I love my living space.

I am a workaholic who is rarely at home. But when I am home, I want to be in a home that I look forward to coming home to. It is consistently the best part of even the kindest day. It’s why I hold on to my sanity when there in nothing to soothe my frayed nerves during a trying day. I visualize getting home, flinging away my laptop bag and plopping onto my couch after quickly divorcing my shoes and any piece of clothes I can finesse off my complaining body. It is a routine I run through with the entitlement of one who has earned his stripes during the day. One who deserves every piece of the comfort my TV blanket has to offer me. This is when I am ready to scoff steak and garlic bread in front of a Netflix show I believe I can commit to until the end credits (I have a fluffy Newspaper themed blanky I keep exclusively on the living room couch to veg out).

I really love my living space.

It is the den of solitude to which I retreat when I am back to hating being around people.

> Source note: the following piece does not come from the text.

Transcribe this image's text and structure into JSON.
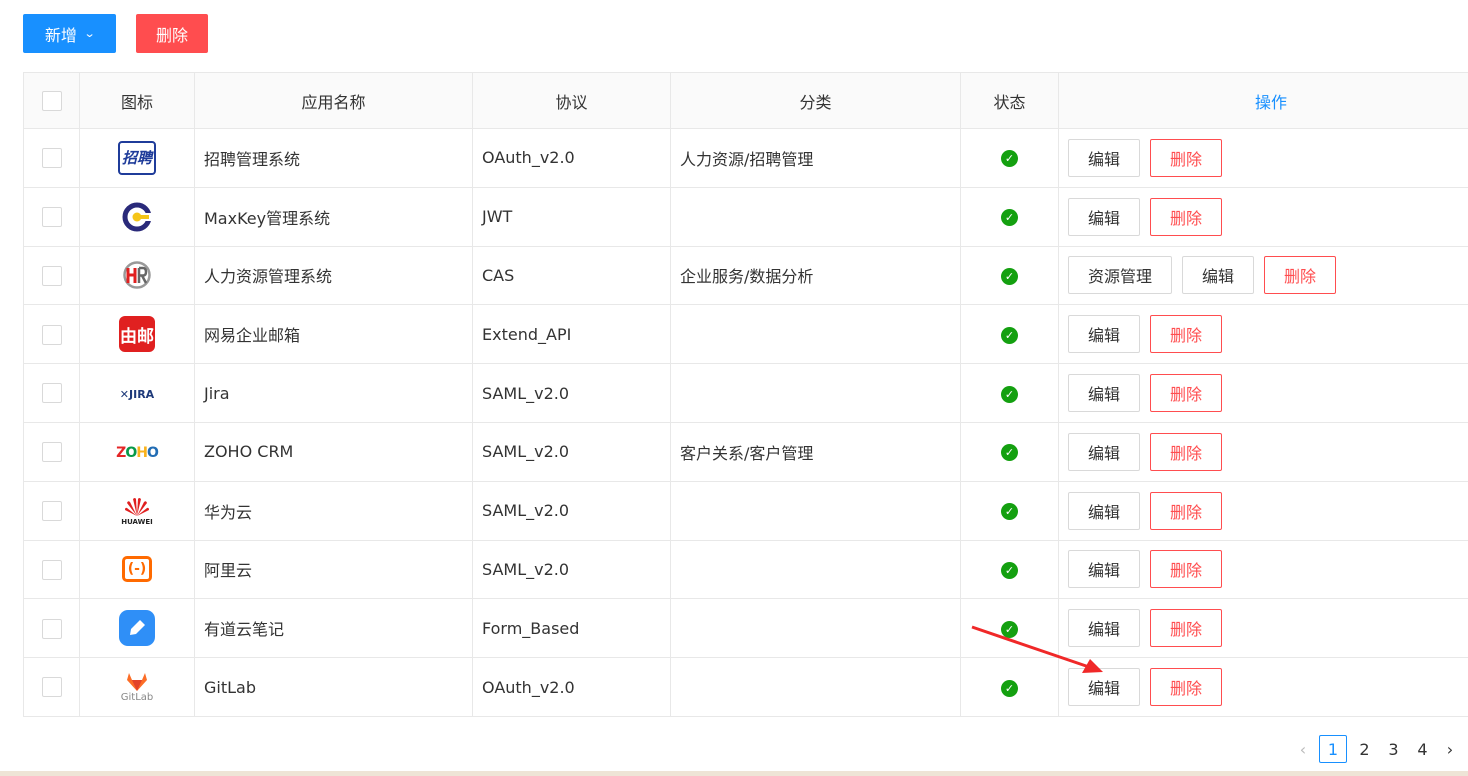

When I need to recharge my extrovert levels to a competent level. It is only fair that I dress the den up to be worthy. I know next to nothing about interior design. I just know I want my home to appeal to me. I want to feel I should be back soon when I look back at the place on my way out the front door. My crowning achievement thus far was my home in Northriding, some years back. It was my first effort in decorating my living space alone after a breakup and moving out. I went only on instinct and the moment. I went crazy.

The main theme was black, red and white. My favourite colours. I had a black couch, TV stand, kettle, kitchen countertop, white everything else. My dining table was two quarters black and two red and they alternated colours to give it a pie look I loved, accompanied by two red chairs and two black ones. It was close to looking like a casino floor on acid. I had to have a friend drag me shopping for new wall art and deco to break the colour scheme craze I was clinging to. She taught me about colour spread and contrast, how I would appreciate the colours I loved more when they were nestled against the backdrop of other colours and designs. I was sold on the strength of contrast. I never looked back.

I have developed a tidy little system for building up the look in my place. It may be rudimentary, but it works. My present home is my current project and I am at stage one there: Framing.

I choose an establishing space within my quarters and build the style and colour spread around that. This time it is the TV, the TV stand and couch. These were the survivors of the purge when I went insane and replaced almost every item I had because the ‘new place had a different personality to the last one’. I am trying desperately to keep the black to the stand and TV only this time, choosing to thread along creative plains way beyond the familiar lucid artworks that were my recent homes. I am looking at anchoring a dark here and brightening it with some peripheral deco or utensils. Dark wall art between bright light mirrors, a black kettle next to a luminescent toaster (which I never use), murals on a handwash liquid dispenser in a bathroom aside a multicolored towel assortment. There are no limits. I am now admittedly in throes of a heady combination – wanting to break my past rules about deco and creating a project that has no definite end. It must always suggest a space for a new direction or change to it. I will basically wreck whatever status quo exists for interior design with my own organic insanity. It will be marvelous to behold!!! (Mwahahaha)

Should my place end up looking like the work of a kid with too much crayons and steady access to sugar, so be it. I doubt there is a definite science to art, and I believe interior deco is no less subjective a technique than any other art.

I like to depart into any project after posing the time-honoured question ‘Why should I give a shit about what I want to achieve?’. This venture is no different.

Enjoyment, learning, changing, laughing, frustration, pride.

And of course, that warm feeling of ease and calm once I unlock the front door and walk into my sanctuary of possibility and temporarily hating people’s company.